Jean-Baptiste Ribaut, agrumiculteur à San Giuliano et trésorier des Jeunes agriculteurs de Haute-Corse (CDJA 2B), Hélène Beretti, directrice de la Chambre régionale d’agriculture, Jean-Claude Ribaut, agriculteur et président de Corsic’Agropôle, Xavier Pettinato, représentant des Jeunes Agriculteurs de Corse du Sud (CDJA 2A), Emilie Ceccarelli et les animatrices du Point Accueil Installation Haute-Corse.
- C’est la 9ème journée d’installation des jeunes agriculteurs que vous organisez. Pourquoi ces journées sont-elles encore nécessaires ?
- Elles sont impulsées, depuis neuf ans, par l’ensemble des professionnels de l’île, les syndicats agricoles, les chambres d’agriculture et les institutions représentatives investies, que ce soit l’ODARC (Office de développement agricole et rural de la Corse) ou les institutions d’Etat. Leur but est d’informer les jeunes sur l’ouverture qu’offrent les métiers de l’agriculture, sur les possibilités de trouver des débouchés, des emplois, et d’asseoir leur famille en Corse. Grâce à ce dynamisme, nous avons, collectivement, relancé l’installation qui est, ainsi, passée assez facilement d’une vingtaine par an au niveau régional à une quarantaine. Nous visons, avec la nouvelle programmation 2015-2020, un objectif de 100 installations annuelles. Tant le PDRC (Plan de développement rural de la Corse) que les professionnels se sont dotés d’outils de soutien, d’aide, d’accompagnement technique qui permettront d’atteindre ces objectifs cibles. L’enjeu est de bâtir une agriculture dynamique, renouvelée, innovante et en phase avec la nécessité de créer localement de la valeur économique.
- Qu’est-ce qui a vraiment permis le doublement des installations ? Une meilleure information ou plus d’aides ?
- C’est la synergie entre des dispositifs d’aides élaborés au niveau des différents programmes de développement agricole, votés par la Collectivité territoriale (CTC) et construits avec des professionnels, et des dispositifs d’accompagnement au niveau, à la fois, des Point Infos Installation et des Chambres d’agriculture. Celles-ci ont accompli un effort énorme pour monter en compétence et fixer des objectifs stratégiques d’accompagnement systématique des jeunes agriculteurs. Cette synergie a permis de débloquer la situation figée de l’installation. Même si les jeunes trouvent encore l’installation longue et un peu difficile, la simplification administrative et le temps consacré à une installation ont été divisés par quatre.
- C’est-à-dire ?
- Il fallait, à l’époque, entre deux et trois ans pour s’installer. Maintenant, quand il n’y a pas de problème de foncier qui est le facteur limitant, un jeune arrive à s’installer en une année.
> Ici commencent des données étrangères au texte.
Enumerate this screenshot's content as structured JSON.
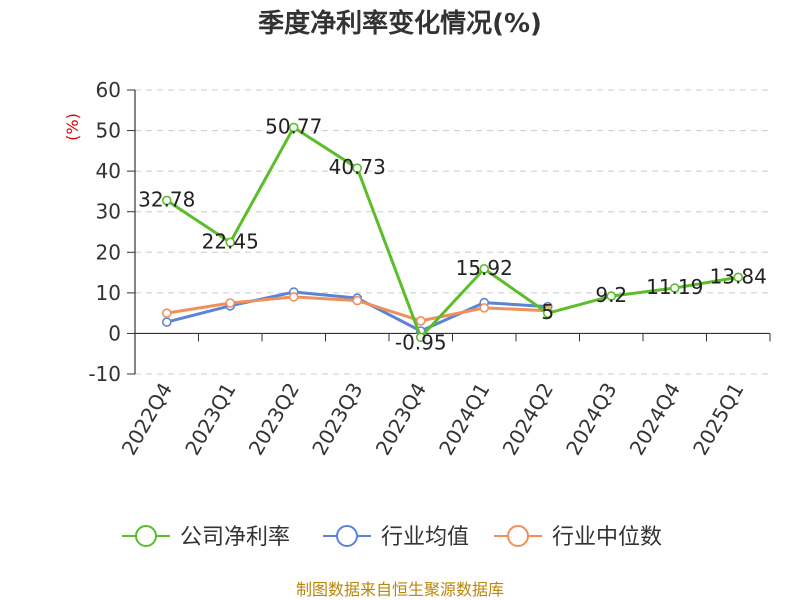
{
  "chart_data": {
    "type": "line",
    "title": "季度净利率变化情况(%)",
    "ylabel": "(%)",
    "categories": [
      "2022Q4",
      "2023Q1",
      "2023Q2",
      "2023Q3",
      "2023Q4",
      "2024Q1",
      "2024Q2",
      "2024Q3",
      "2024Q4",
      "2025Q1"
    ],
    "ylim": [
      -10,
      60
    ],
    "yticks": [
      -10,
      0,
      10,
      20,
      30,
      40,
      50,
      60
    ],
    "grid": true,
    "legend_position": "bottom",
    "series": [
      {
        "name": "公司净利率",
        "color": "#5cbd2b",
        "values": [
          32.78,
          22.45,
          50.77,
          40.73,
          -0.95,
          15.92,
          5,
          9.2,
          11.19,
          13.84
        ],
        "labels": [
          "32.78",
          "22.45",
          "50.77",
          "40.73",
          "-0.95",
          "15.92",
          "5",
          "9.2",
          "11.19",
          "13.84"
        ]
      },
      {
        "name": "行业均值",
        "color": "#5b83d6",
        "values": [
          2.8,
          6.8,
          10.2,
          8.7,
          0.6,
          7.6,
          6.6,
          null,
          null,
          null
        ]
      },
      {
        "name": "行业中位数",
        "color": "#f0905a",
        "values": [
          5.0,
          7.5,
          9.0,
          8.1,
          3.1,
          6.3,
          5.6,
          null,
          null,
          null
        ]
      }
    ],
    "source": "制图数据来自恒生聚源数据库"
  }
}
- Justement, comment, avec ce problème de foncier, atteindre l’objectif de cent installations par an ?
- Nous comptons beaucoup sur la responsabilité collective et sur le PADDUC (Plan d’aménagement et de développement durable de la Corse) qui détermine un certain nombre de surfaces agricoles. Nous espérons que ces surfaces resteront réellement agricoles et seront mises à la disposition de jeunes souhaitant s'installer.
- Quel est le problème le plus prégnant : le manque de terre ou le refus des propriétaires fonciers de louer ?
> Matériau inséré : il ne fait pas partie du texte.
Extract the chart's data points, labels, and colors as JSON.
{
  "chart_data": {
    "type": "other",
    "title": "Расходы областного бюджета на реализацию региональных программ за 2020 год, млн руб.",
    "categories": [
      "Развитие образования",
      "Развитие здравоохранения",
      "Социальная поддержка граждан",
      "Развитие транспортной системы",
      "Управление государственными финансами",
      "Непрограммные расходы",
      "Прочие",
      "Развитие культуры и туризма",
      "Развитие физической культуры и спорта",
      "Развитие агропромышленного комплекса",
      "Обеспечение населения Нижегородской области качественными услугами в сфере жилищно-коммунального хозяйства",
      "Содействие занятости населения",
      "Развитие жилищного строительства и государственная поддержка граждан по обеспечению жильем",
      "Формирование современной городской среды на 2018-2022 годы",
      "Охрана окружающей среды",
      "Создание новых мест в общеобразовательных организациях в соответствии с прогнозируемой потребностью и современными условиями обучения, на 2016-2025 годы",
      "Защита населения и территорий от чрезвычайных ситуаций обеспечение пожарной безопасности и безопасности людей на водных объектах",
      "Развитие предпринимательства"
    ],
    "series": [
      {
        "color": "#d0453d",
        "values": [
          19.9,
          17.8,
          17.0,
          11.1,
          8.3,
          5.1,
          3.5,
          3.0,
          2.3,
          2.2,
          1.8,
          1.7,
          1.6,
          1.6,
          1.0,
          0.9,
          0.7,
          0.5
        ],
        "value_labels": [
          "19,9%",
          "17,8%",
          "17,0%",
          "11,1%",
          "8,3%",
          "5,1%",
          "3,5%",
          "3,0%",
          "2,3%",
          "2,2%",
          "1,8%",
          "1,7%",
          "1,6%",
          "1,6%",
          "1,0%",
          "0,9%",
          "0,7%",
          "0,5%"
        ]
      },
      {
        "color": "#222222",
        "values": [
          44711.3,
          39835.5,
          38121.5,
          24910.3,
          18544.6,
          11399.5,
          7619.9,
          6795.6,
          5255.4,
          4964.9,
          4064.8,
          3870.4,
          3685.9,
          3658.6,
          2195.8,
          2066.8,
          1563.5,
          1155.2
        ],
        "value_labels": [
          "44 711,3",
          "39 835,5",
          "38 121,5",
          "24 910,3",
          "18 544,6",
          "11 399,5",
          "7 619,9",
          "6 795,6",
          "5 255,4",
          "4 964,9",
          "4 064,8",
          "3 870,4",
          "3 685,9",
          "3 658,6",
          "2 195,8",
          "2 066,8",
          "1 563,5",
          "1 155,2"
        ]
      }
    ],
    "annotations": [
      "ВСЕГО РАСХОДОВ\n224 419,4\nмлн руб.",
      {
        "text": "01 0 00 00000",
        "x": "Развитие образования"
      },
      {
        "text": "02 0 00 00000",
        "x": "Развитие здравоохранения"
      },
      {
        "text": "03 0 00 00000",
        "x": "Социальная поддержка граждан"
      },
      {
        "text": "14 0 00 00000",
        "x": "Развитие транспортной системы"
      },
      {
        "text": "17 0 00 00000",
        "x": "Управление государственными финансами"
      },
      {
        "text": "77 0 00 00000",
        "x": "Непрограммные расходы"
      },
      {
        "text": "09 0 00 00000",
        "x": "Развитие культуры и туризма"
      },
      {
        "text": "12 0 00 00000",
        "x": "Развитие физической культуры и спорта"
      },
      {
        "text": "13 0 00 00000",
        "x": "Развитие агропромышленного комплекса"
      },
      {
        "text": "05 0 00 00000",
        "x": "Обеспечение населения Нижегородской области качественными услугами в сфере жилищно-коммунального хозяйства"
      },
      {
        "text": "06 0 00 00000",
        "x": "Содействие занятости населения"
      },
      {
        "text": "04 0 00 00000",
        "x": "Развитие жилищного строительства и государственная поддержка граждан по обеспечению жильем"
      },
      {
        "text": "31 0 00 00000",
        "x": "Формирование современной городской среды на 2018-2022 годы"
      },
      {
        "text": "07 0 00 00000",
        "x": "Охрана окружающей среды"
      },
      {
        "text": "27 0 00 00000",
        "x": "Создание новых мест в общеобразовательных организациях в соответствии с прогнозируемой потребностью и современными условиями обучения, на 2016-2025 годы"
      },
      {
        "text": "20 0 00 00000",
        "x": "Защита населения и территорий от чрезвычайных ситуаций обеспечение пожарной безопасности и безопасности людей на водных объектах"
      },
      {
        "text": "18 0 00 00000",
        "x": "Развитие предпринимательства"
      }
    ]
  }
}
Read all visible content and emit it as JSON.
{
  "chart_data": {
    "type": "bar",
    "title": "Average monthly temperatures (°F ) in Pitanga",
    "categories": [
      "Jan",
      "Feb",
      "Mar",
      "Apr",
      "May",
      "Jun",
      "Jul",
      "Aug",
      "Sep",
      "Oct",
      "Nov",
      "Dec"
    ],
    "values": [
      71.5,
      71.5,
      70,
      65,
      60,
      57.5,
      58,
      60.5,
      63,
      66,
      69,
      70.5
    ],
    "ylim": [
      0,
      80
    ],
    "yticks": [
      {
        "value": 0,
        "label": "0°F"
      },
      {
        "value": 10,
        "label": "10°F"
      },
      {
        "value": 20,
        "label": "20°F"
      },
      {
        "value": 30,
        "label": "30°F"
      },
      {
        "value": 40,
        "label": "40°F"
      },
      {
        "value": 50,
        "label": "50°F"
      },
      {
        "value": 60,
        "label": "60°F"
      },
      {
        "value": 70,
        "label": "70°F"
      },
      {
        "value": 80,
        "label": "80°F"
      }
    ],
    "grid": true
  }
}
- Les deux ! Tout dépend des zones ! Entre les zones de montagne et les zones de plaine, les problématiques ne sont pas les mêmes. Il y a beaucoup plus d’installations en montagne sur des exploitations d’élevage qu’il n’y en a en plaine parce que l’accès au foncier, bien que difficile, reste financièrement plus accessible. Malgré tout, les propriétaires ont toujours une certaine attente spéculative, surtout une crainte de louer leur terrain, de le laisser à disposition de l’agriculteur ou de l’éleveur, une peur d’être dépossédés. Le fait que ce terrain soit défini agricole et en zone de forte potentialité par le PADDUC devrait permettre de lever ce type de barrage souvent intellectuel.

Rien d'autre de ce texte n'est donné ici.